Crude Little Changed Amid Drop in U.S. Stockpiles
West Texas Intermediate crude was little changed as U.S. crude inventories dropped more than expected and economists forecast that the Federal Reserve will reduce stimulus measures.
Prices rose 2 cents. Supplies decreased 2.81 million barrels last week, the Energy Information Administration said, more than the 1.5 million estimated in a Bloomberg survey of analysts. Fed Chairman Ben S. Bernanke may trim $85 billion in monthly bond purchases at a September meeting of policy makers, 65 percent of economists in a separate Bloomberg survey said.
“The EIA report is supportive for prices because the drop is bigger than expected,” said Jason Schenker, president of Prestige Economics LLC, an Austin, Texas-based energy consultant. “Oil prices came under pressure ahead of the Fed meeting. Market participants may have exacerbated concerns regarding the Fed tapering.”
WTI for September delivery settled at $106.85 a barrel on the New York Mercantile Exchange. The volume of all futures traded was 4.2 percent above the 100-day average at 4:27 p.m. and open interest reached a record high yesterday. Futures were at $106.36 before the report was released at 10:30 a.m. in Washington.
Brent for September settlement gained 38 cents, or 0.3 percent, to end the session at $110.20 a barrel on the London-based ICE Futures Europe exchange. Volume was 3.3 percent below the 100-day average. WTI’s discount to Brent grew to $3.35, the widest level since July 30.
Crude stockpiles fell 0.8 percent to 360.5 million barrels last week, the least since January, the EIA, the Energy Department’s statistical arm, said.
Stocks at Cushing, Oklahoma, the delivery point for WTI futures traded on the Nymex, declined for a sixth week to 38.5 million, the fewest since March 2012.
Supplies at the hub have been decreasing as improved pipeline networks and the use of rail links ease a supply glut created by rising production of crude from shale formations. Domestic production increased to 7.57 million barrels a day last week, the most since 1989.
“The drop in inventories is helpful for the market,” said Bill O’Grady, chief market strategist at Confluence Investment Management in St.

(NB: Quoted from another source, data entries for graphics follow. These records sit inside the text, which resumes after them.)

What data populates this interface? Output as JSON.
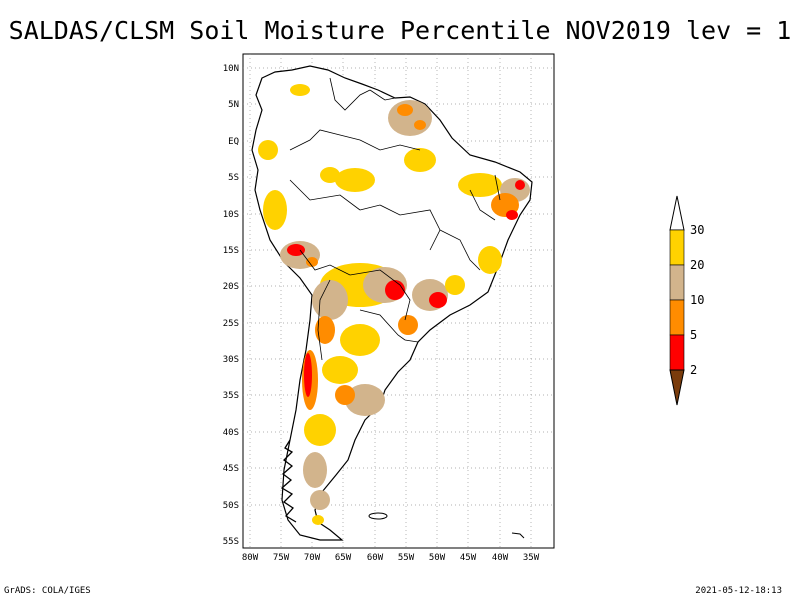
{
  "title": "SALDAS/CLSM Soil Moisture Percentile NOV2019 lev = 1",
  "lat_labels": [
    "10N",
    "5N",
    "EQ",
    "5S",
    "10S",
    "15S",
    "20S",
    "25S",
    "30S",
    "35S",
    "40S",
    "45S",
    "50S",
    "55S"
  ],
  "lon_labels": [
    "80W",
    "75W",
    "70W",
    "65W",
    "60W",
    "55W",
    "50W",
    "45W",
    "40W",
    "35W"
  ],
  "legend": {
    "labels": [
      "2",
      "5",
      "10",
      "20",
      "30"
    ],
    "colors": [
      "#7a3c0c",
      "#ff0000",
      "#ff8c00",
      "#d2b48c",
      "#ffd200",
      "#ffffff"
    ]
  },
  "footer": {
    "left": "GrADS: COLA/IGES",
    "right": "2021-05-12-18:13"
  }
}
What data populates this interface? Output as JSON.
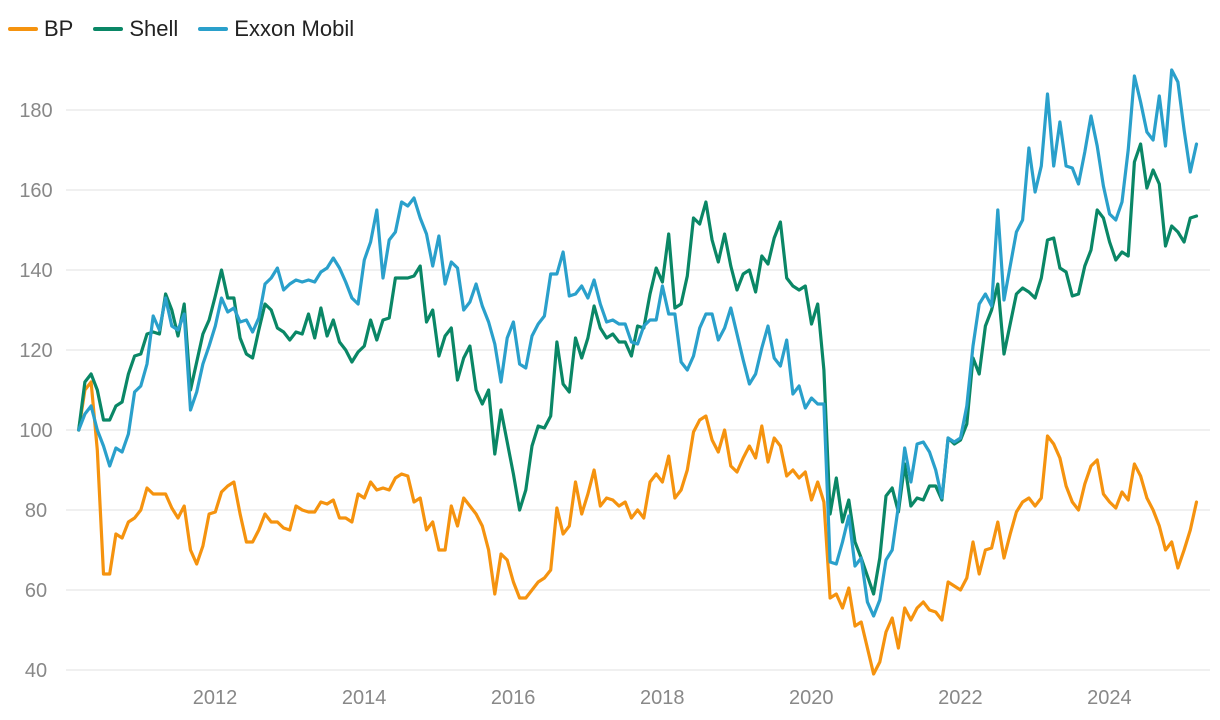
{
  "chart_data": {
    "type": "line",
    "title": "",
    "xlabel": "",
    "ylabel": "",
    "x_start": 2010.17,
    "x_step": 0.08333,
    "xlim": [
      2010.0,
      2025.35
    ],
    "ylim": [
      40,
      190
    ],
    "yticks": [
      40,
      60,
      80,
      100,
      120,
      140,
      160,
      180
    ],
    "xticks": [
      2012,
      2014,
      2016,
      2018,
      2020,
      2022,
      2024
    ],
    "grid": true,
    "legend_position": "top-left",
    "series": [
      {
        "name": "BP",
        "color": "#F5930F",
        "values": [
          100,
          110,
          112,
          95,
          64,
          64,
          74,
          73,
          77,
          78,
          80,
          85.5,
          84,
          84,
          84,
          80.5,
          78,
          81,
          70,
          66.5,
          71,
          79,
          79.5,
          84.5,
          86,
          87,
          79,
          72,
          72,
          75,
          79,
          77,
          77,
          75.5,
          75,
          81,
          80,
          79.5,
          79.5,
          82,
          81.5,
          82.5,
          78,
          78,
          77,
          84,
          83,
          87,
          85,
          85.5,
          85,
          88,
          89,
          88.5,
          82,
          83,
          75,
          77,
          70,
          70,
          81,
          76,
          83,
          81,
          79,
          76,
          70,
          59,
          69,
          67.5,
          62,
          58,
          58,
          60,
          62,
          63,
          65,
          80.5,
          74,
          76,
          87,
          79,
          84,
          90,
          81,
          83,
          82.5,
          81,
          82,
          78,
          80,
          78,
          87,
          89,
          87,
          93.5,
          83,
          85,
          90,
          99.5,
          102.5,
          103.5,
          97.5,
          94.5,
          100,
          91,
          89.5,
          93,
          96,
          93,
          101,
          92,
          98,
          96,
          88.5,
          90,
          88,
          89.5,
          82.5,
          87,
          82,
          58,
          59,
          55.5,
          60.5,
          51,
          52,
          45.5,
          39,
          42,
          49.5,
          53,
          45.5,
          55.5,
          52.5,
          55.5,
          57,
          55,
          54.5,
          52.5,
          62,
          61,
          60,
          63,
          72,
          64,
          70,
          70.5,
          77,
          68,
          74,
          79.5,
          82,
          83,
          81,
          83,
          98.5,
          96.5,
          93,
          86,
          82,
          80,
          86.5,
          91,
          92.5,
          84,
          82,
          80.5,
          84.5,
          82.5,
          91.5,
          88.5,
          83,
          80,
          76,
          70,
          72,
          65.5,
          70,
          75,
          82
        ]
      },
      {
        "name": "Shell",
        "color": "#0A8766",
        "values": [
          100,
          112,
          114,
          110,
          102.5,
          102.5,
          106,
          107,
          114,
          118.5,
          119,
          124,
          124.5,
          124,
          134,
          130,
          123.5,
          131.5,
          110,
          117,
          124,
          127.5,
          133.5,
          140,
          133,
          133,
          123,
          119,
          118,
          125,
          131.5,
          130,
          125.5,
          124.5,
          122.5,
          124.5,
          124,
          129,
          123,
          130.5,
          123.5,
          127.5,
          122,
          120,
          117,
          119.5,
          121,
          127.5,
          122.5,
          127.5,
          128,
          138,
          138,
          138,
          138.5,
          141,
          127,
          130,
          118.5,
          123.5,
          125.5,
          112.5,
          118,
          121,
          110,
          106.5,
          110,
          94,
          105,
          97,
          89,
          80,
          85,
          96,
          101,
          100.5,
          103.5,
          122,
          111.5,
          109.5,
          123,
          118,
          123,
          131,
          125.5,
          123,
          124,
          122,
          122,
          118.5,
          126,
          125.5,
          134,
          140.5,
          137,
          149,
          130.5,
          131.5,
          138.5,
          153,
          151.5,
          157,
          147.5,
          142,
          149,
          141,
          135,
          139,
          140,
          134.5,
          143.5,
          141.5,
          148,
          152,
          138,
          136,
          135,
          136,
          126.5,
          131.5,
          115,
          79,
          88,
          77,
          82.5,
          72,
          68,
          63.5,
          59,
          68,
          83.5,
          85.5,
          79.5,
          91.5,
          81,
          83,
          82.5,
          86,
          86,
          82.5,
          98,
          96.5,
          97.5,
          101.5,
          118,
          114,
          126,
          130,
          136.5,
          119,
          126.5,
          134,
          135.5,
          134.5,
          133,
          138,
          147.5,
          148,
          140.5,
          139.5,
          133.5,
          134,
          141,
          145,
          155,
          153,
          147,
          142.5,
          144.5,
          143.5,
          167,
          171.5,
          160.5,
          165,
          161.5,
          146,
          151,
          149.5,
          147,
          153,
          153.5
        ]
      },
      {
        "name": "Exxon Mobil",
        "color": "#2AA0CB",
        "values": [
          100,
          104,
          106,
          100,
          96,
          91,
          95.5,
          94.5,
          99,
          109.5,
          111,
          116.5,
          128.5,
          125,
          133,
          126,
          125,
          129,
          105,
          109.5,
          116.5,
          121,
          126,
          133,
          129.5,
          130.5,
          127,
          127.5,
          124.5,
          128,
          136.5,
          138,
          140.5,
          135,
          136.5,
          137.5,
          137,
          137.5,
          137,
          139.5,
          140.5,
          143,
          140.5,
          137,
          133,
          131.5,
          142.5,
          147,
          155,
          138,
          147.5,
          149.5,
          157,
          156,
          158,
          153,
          149,
          141,
          148.5,
          136.5,
          142,
          140.5,
          130,
          132,
          136.5,
          131,
          127,
          121.5,
          112,
          123,
          127,
          116.5,
          115.5,
          123.5,
          126.5,
          128.5,
          139,
          139,
          144.5,
          133.5,
          134,
          136,
          133,
          137.5,
          131.5,
          127,
          127.5,
          126.5,
          126.5,
          122,
          121.5,
          126,
          127.5,
          127.5,
          136,
          129,
          129,
          117,
          115,
          118.5,
          125.5,
          129,
          129,
          122.5,
          125.5,
          130.5,
          124,
          117.5,
          111.5,
          114,
          120.5,
          126,
          118,
          116,
          122.5,
          109,
          111,
          105.5,
          108,
          106.5,
          106.5,
          67,
          66.5,
          72,
          78.5,
          66,
          68,
          57,
          53.5,
          57.5,
          67.5,
          70,
          81,
          95.5,
          87,
          96.5,
          97,
          94.5,
          90,
          83,
          98,
          97,
          98,
          106,
          121,
          131.5,
          134,
          131,
          155,
          132.5,
          141,
          149.5,
          152.5,
          170.5,
          159.5,
          166,
          184,
          166,
          177,
          166,
          165.5,
          161.5,
          169.5,
          178.5,
          171,
          161,
          154,
          152.5,
          157,
          170,
          188.5,
          182,
          174.5,
          172.5,
          183.5,
          171,
          190,
          187,
          175,
          164.5,
          171.5
        ]
      }
    ]
  }
}
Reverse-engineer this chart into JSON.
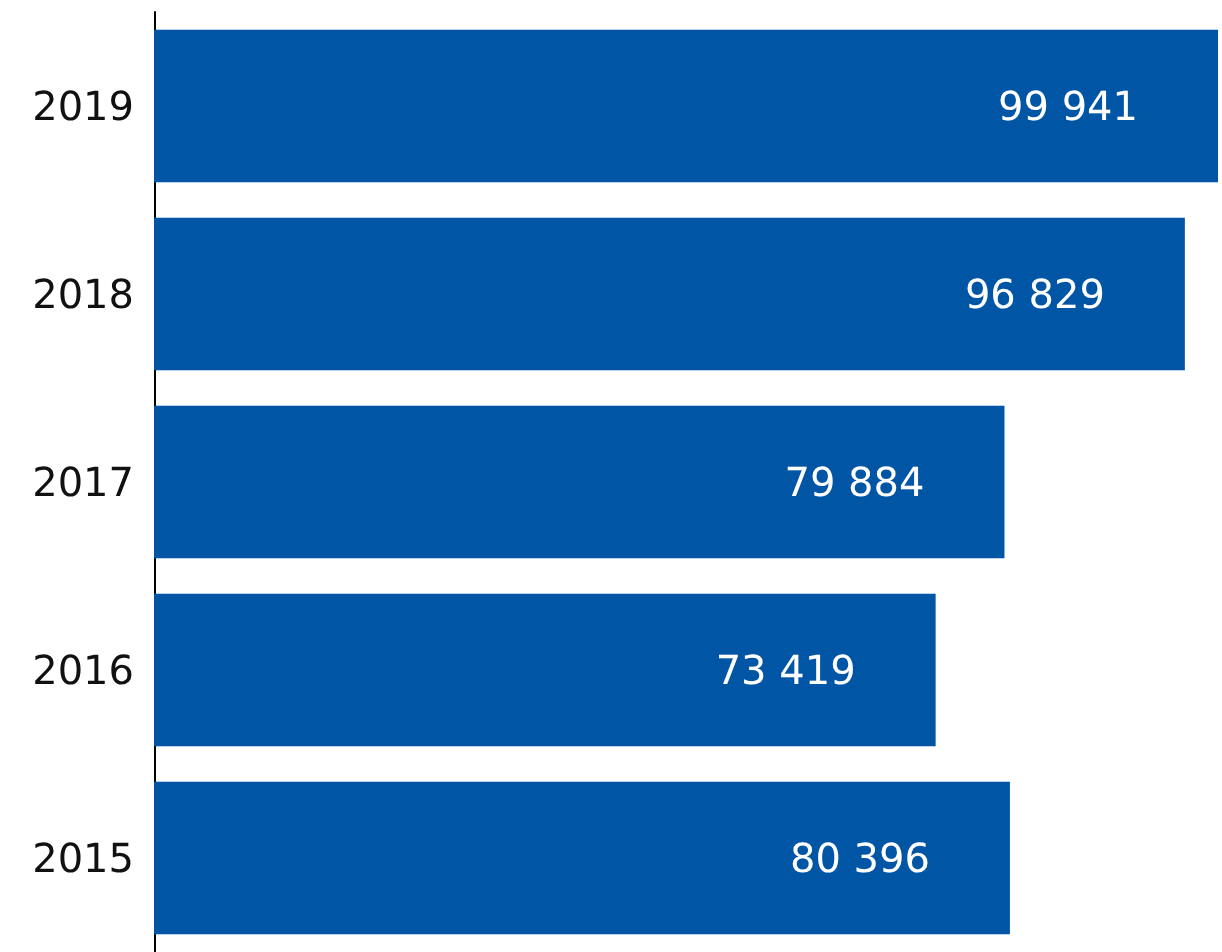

Louis, which oversees $1.4 billion. “The market has a bullish tone.”
The Fed’s first step may be small, with monthly purchases tapered by $10 billion to a $75 billion pace, according to the median estimate in a survey of 48 economists conducted Aug. 9-13. The Fed will end the buying by mid-2014, they said. In a survey last month, half of economists predicted a Fed reduction at policy makers’ next scheduled meeting Sept. 17-18.
“The oil market started to pull back because people are anticipating Fed tapering,” said Phil Flynn, senior market analyst at the Price Futures Group in Chicago.
WTI fell as much as 1.2 percent in intraday trading as the EIA report also showed crude use at U.S. refineries dropped to the lowest level since June and petroleum consumption decreased.
U.S. refineries processed 15.6 million barrels a day of crude last week, the fewest since June 14. The refinery utilization rate slid to 89.4 percent, down 1.5 percentage points from the prior week. The rate had been above 90 percent since June 14.
“We need the runs to get back above 90 percent for the market to hold up,” O’Grady said.
U.S. total petroleum demand fell 3 percent to 19.1 million barrels a day last week, the lowest level since June 21, the EIA said. Gasoline consumption decreased for the first time in four weeks to 9.19 million barrels a day.
Libya’s Waha Oil Co. halted almost all of its 340,000 barrels of daily production as storage tanks reached full capacity amid port closures, Abdel Hakim Al Hansheer, a Waha Oil official, said at a press conference today in Tripoli. Fields operated by Waha stopped at the end of last week as sit-ins by guards seeking better conditions crippled the nation’s export facilities, he said.
Libya, holder of Africa’s biggest reserves, is now producing about 650,000 barrels a day, less than half the level pumped before the 2011 uprising against Muammar Qaddafi, Oil Minister Abdulbari Al-Arusi said yesterday.
Brent may surge to $120 if Libya’s production “does not promptly bounce back above” 1 million barrels a day, Francisco Blanch, head of commodities research at Bank of America Corp., said in a report.
Implied volatility for at-the-money WTI options expiring in October was 21.7 percent, little changed from yesterday, data compiled by Bloomberg showed.
Electronic trading volume on the Nymex was 592,309 contracts as of 4:27 p.m. It totaled 646,096 contracts yesterday, 0.5 percent below the three-month average. Open interest was a record 1.93 million contracts.